O défice público de 2016 ficou em 2,1% do Produto Interno Bruto, como o governo já tinha acenado várias vezes, anunciou esta sexta-feira o Instituto Nacional de Estatística (INE), que faz o apuramento oficial do indicador. A receita do perdão fiscal (PERES) foi de 588 milhões de euros, ajudando a baixar o défice do ano passado. O rácio da dívida ficou acima do previsto, totalizando 130,4% do PIB, cerca de 244 mil milhões de euros.

O governo manteve ainda a previsão de défice para este ano em 1,6% do PIB, com está no Orçamento do Estado (OE2017), informa também o INE. O rácio da dívida desce para apenas 128,5%.

Segundo explica o INE, no primeiro reporte desde ano do Procedimento dos Défices Excessivos, “a necessidade de financiamento das Administrações Públicas em 2016 situou-se em 3807 milhões de euros, o que correspondeu a 2,1% do PIB (4,4% em 2015)”.

O resultado do ano passado, em percentagem do PIB, é o défice mais baixo desde 1974 e um passo decisivo para Portugal sair, finalmente, do processo dos défices excessivos aberto por Bruxelas e a Europa em 2009.

O INE observa que o saldo em contabilidade pública (ótica de caixa) é mais elevado do que o saldo orçamental que conduz aos 2,1% em 2016 (ótica de contas nacionais, de compromisso).

Assim, o saldo “apresenta uma melhoria resultante do efeito conjugado de redução da despesa e do aumento da receita.” O défice em contabilidade de caixa (o da execução orçamental) foi de 4,5 mil milhões de euros; o défice em contas nacionais, o que vale para o Eurostat, foi de 3,8 mil milhões (dá os tais 2,1% do PIB).

“Para a diminuição da despesa contribuiu principalmente a redução da despesa de capital, tendo a despesa corrente apresentado uma variação positiva.

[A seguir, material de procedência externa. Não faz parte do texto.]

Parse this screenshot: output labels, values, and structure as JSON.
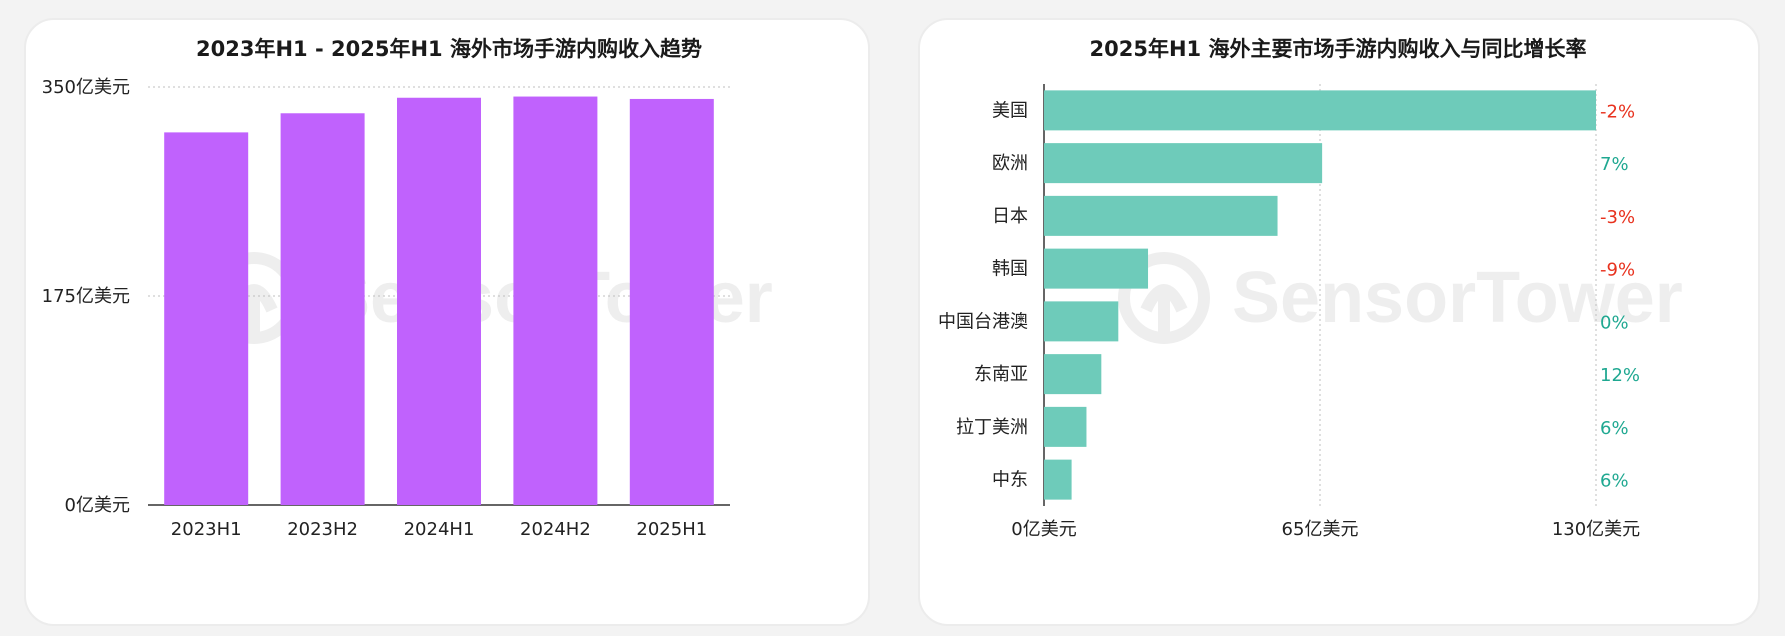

A redução acentuada da despesa de capital traduz dois efeitos: o registo em 2015 da transferência de capital em consequência da resolução do Banif que empola a base de comparação; a diminuição da formação bruta de capital em 2016, em parte refletindo a redução de receitas de fundos da União Europeia”, explica o INE.

Sem perdão fiscal, défice seria 2,4% em 2016

“O comportamento da receita total resultou do aumento da receita corrente que mais que compensou a redução da receita de capital.”

Assim é porque “o crescimento da receita corrente em 2016, particularmente da receita fiscal e das contribuições da segurança social, reflete a evolução da atividade económica e do emprego e também a implementação do Programa Especial de Redução do Endividamento ao Estado [PERES] que totalizou 588 milhões de euros, tanto em pagamentos voluntários como em cobrança coerciva”.

Tendo em conta os valores atualizados do PIB, significa que o perdão fiscal PERES rendeu o equivalente a 0,32% do PIB no ano passado e que sem esta receita adicional o défice ficaria em 2,38% do PIB (2,4% por arredondamento), portanto abaixo da meta combinada com a Europa no início de agosto (2,5%).

Em todo o caso, estes valores reportados pelo INE ainda vão ser alvo de análise e validação no Eurostat, em articulação com a Comissão Europeia e o governo, que têm divergido nalguns conceitos, como o valor a imputar às receitas extra.

Por exemplo, para o governo, a parte permanente do PERES é mais valiosa do que dizem alguns peritos dentro da Comissão Europeia, que veem quase toda a medida como extra (Bruxelas diz que cerca de 0,25% é one-off ou pontual, se juntarmos ainda algumas poupanças na despesa).

O INE refere ainda que “a diminuição acentuada na receita de capital deveu-se sobretudo a uma redução significativa nos montantes recebidos através dos fundos da União Europeia, impacto que foi, no entanto, atenuado pela devolução pelo Fundo Europeu de Estabilização Financeira [FEEF, o antecessor do ESM ou MEE] das margens que tinham sido pagas”.

Governo revê dívida em alta

Se no défice, o governo conseguiu resultados mais baixos do que se esperava (dizia 2,4% no OE2017), na dívida as coisas saíram pior do que se dizia.

Segundo o INE, o Banco de Portugal informou a autoridade estatística de que o fardo da dívida subiu para um máximo histórico de 130,4% do PIB em 2016, acima dos 129,7% previstos pelo governo no OE.

A previsão para este ano de 2017, que já é responsabilidade do executivo de António Costa e Mário Centeno, indica novo agravamento face ao previsto. No orçamento, o governo previa 128,3%, agora fala em 128,5%, revela o INE. Em todo o caso, o rácio alivia um pouco face a 2016.